Cap outside lobbyists' pay, House schools budget proposes
The House and Senate are just a few cents apart on agreeing to how much money school districts should get next year for each student -- though other issues remain for the two sides to hash out.
The House threw a curve ball in its budget offer Friday morning by saying it wants to keep districts from contracting outside lobbyists for more than $100,000 -- a move that led to surprised looks among the lobbying corps sitting in a Senate committee room.
"In tough times, you look at all areas of spending," said Rep. Marti Coley, R-Marianna and the House budget chief, though she admitted to not knowing how many districts spend that kind of cash on contract lobbyists (many have in-house lobbyists).
Originally, the two chambers had contemplated cutting per-pupil money an average of $463 in the House and $423 in the Senate. The Senate on Thursday proposed a $540.37 reduction after legislative leaders set aside less money than expected for schools.
(The actual cut is closer $83, the Senate says, taking into account factors including reforms to pensions for public employees.)
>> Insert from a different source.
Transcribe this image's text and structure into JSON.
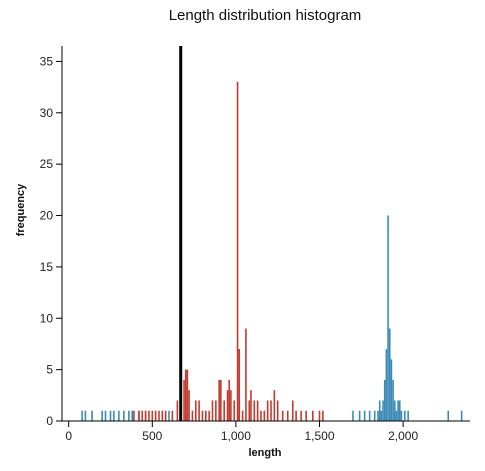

Friday morning, the House put forth a $539.85 cut to per-student funding, which is currently $6,810 a year.
The remaining sticking points include whether to fund an extra hour of school in some cases -- a move backed by Sen. David Simmons, the Altamonte Springs Republican who heads the Senate budget -- and details on bonds to pay for school construction. And there are differences on how much to fund the African American Task Force and the Florida Holocaust Museum, programs important to several lawmakers.
The two sides agreed, among other things, to:
- Authorize voluntary pre-kindergarten programs to increase the number of students per classroom
- Allow schools to enroll new students into full classes after October, when the state measures compliance with class-size mandates, as long as schools have a plan for how to deal with the extra students the following year.
- Cut school recognition funding in half as the state implements a new law on teacher pay and tenure.